Throughout my academic career, I have spent time speaking at schools and sixth-form conferences. For over a decade I have spoken in schools as part of the ‘Peers in Schools’ programme. Started in 2007, it involves secondary schools being asked if they would like a member of the House of Lords to come and speak about the role of the House. Many peers participate and since the scheme started, it is estimated that we have spoken in about 2,000 schools to over 100,000 pupils.
I have spoken most often to schools in Lincolnshire and Yorkshire, but have also covered schools in different parts of the country. In a number of cases, it is repeat visit. Last week, for example, I spoke to politics students at King’s School, Grantham (photograph top right), and later in the week to Year 12 pupils at Skegness Grammar School (photograph bottom right). I had spoken at both before and greatly enjoyed the occasions. Both were notable for the number and wide range of questions. They covered not only the Lords, but wider constitutional issues as well as current policies. The question that I had most difficulty in answering was the final one at the King’s School: who are the four people, alive or dead, I would most like to have dinner with? Took me ages to even think of one person, let alone four.

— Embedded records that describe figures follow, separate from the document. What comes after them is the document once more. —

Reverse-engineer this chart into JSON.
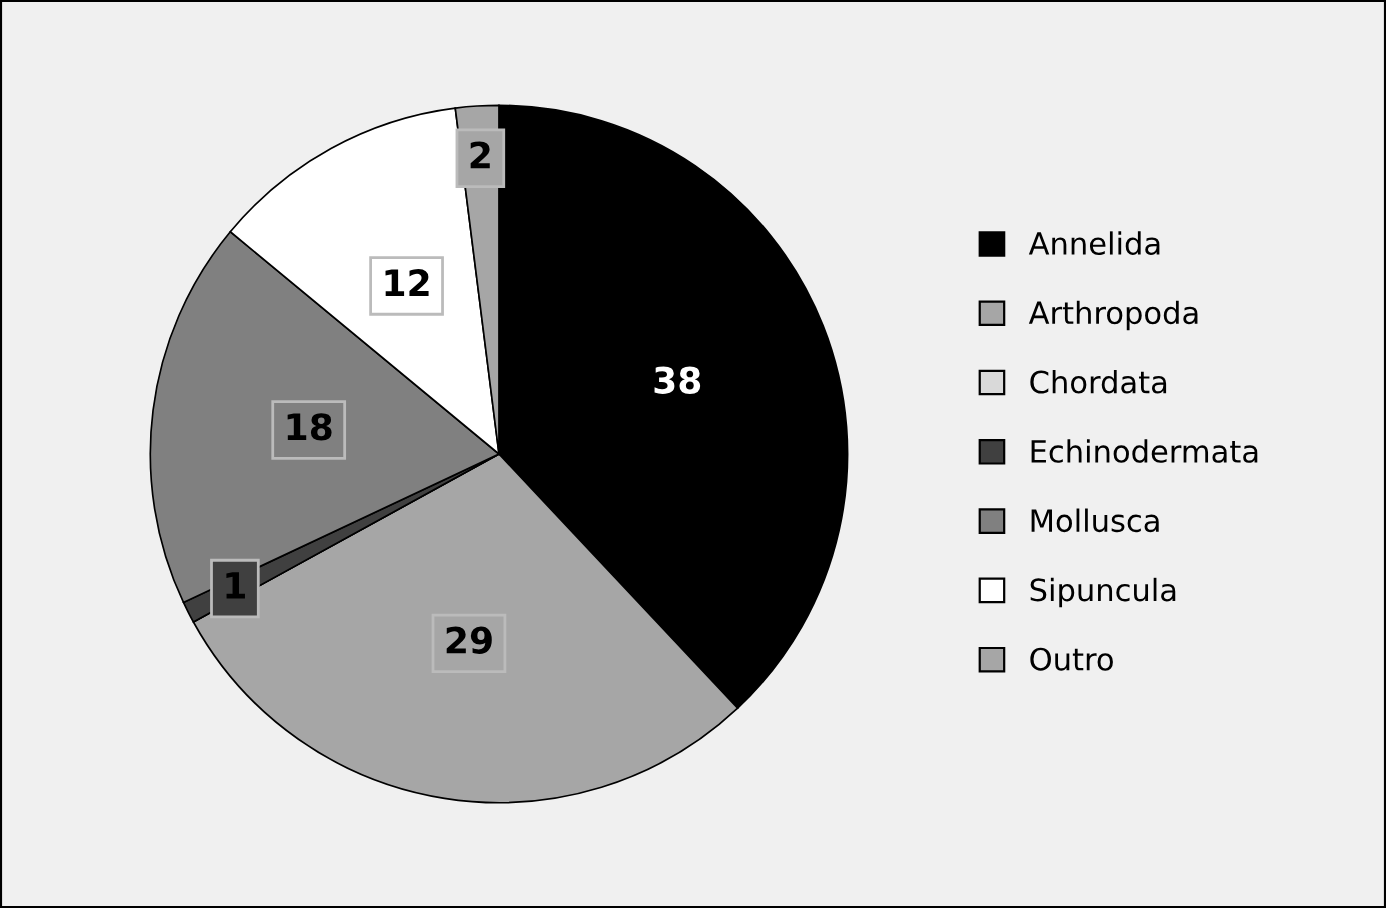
{
  "chart_data": {
    "type": "pie",
    "categories": [
      "Annelida",
      "Arthropoda",
      "Chordata",
      "Echinodermata",
      "Mollusca",
      "Sipuncula",
      "Outro"
    ],
    "values": [
      38,
      29,
      0,
      1,
      18,
      12,
      2
    ],
    "value_labels": [
      "38",
      "29",
      null,
      "1",
      "18",
      "12",
      "2"
    ],
    "colors": [
      "#000000",
      "#a6a6a6",
      "#d9d9d9",
      "#404040",
      "#808080",
      "#ffffff",
      "#a6a6a6"
    ],
    "legend": "right"
  }
}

Some of the talks are to politics A-level students, sometimes to year groups, and sometimes as part of citizenship classes. Where politics is taught at A-level, it tends to be taught well, with enthusiastic teachers and students. The problem is with citizenship education. Some schools do it well, but as I have previously noted, there is a problem with resources and providing incentives for schools to take it seriously. I am delighted when I do get the opportunity to speak as part of citizenship education. I just wish it was more widespread.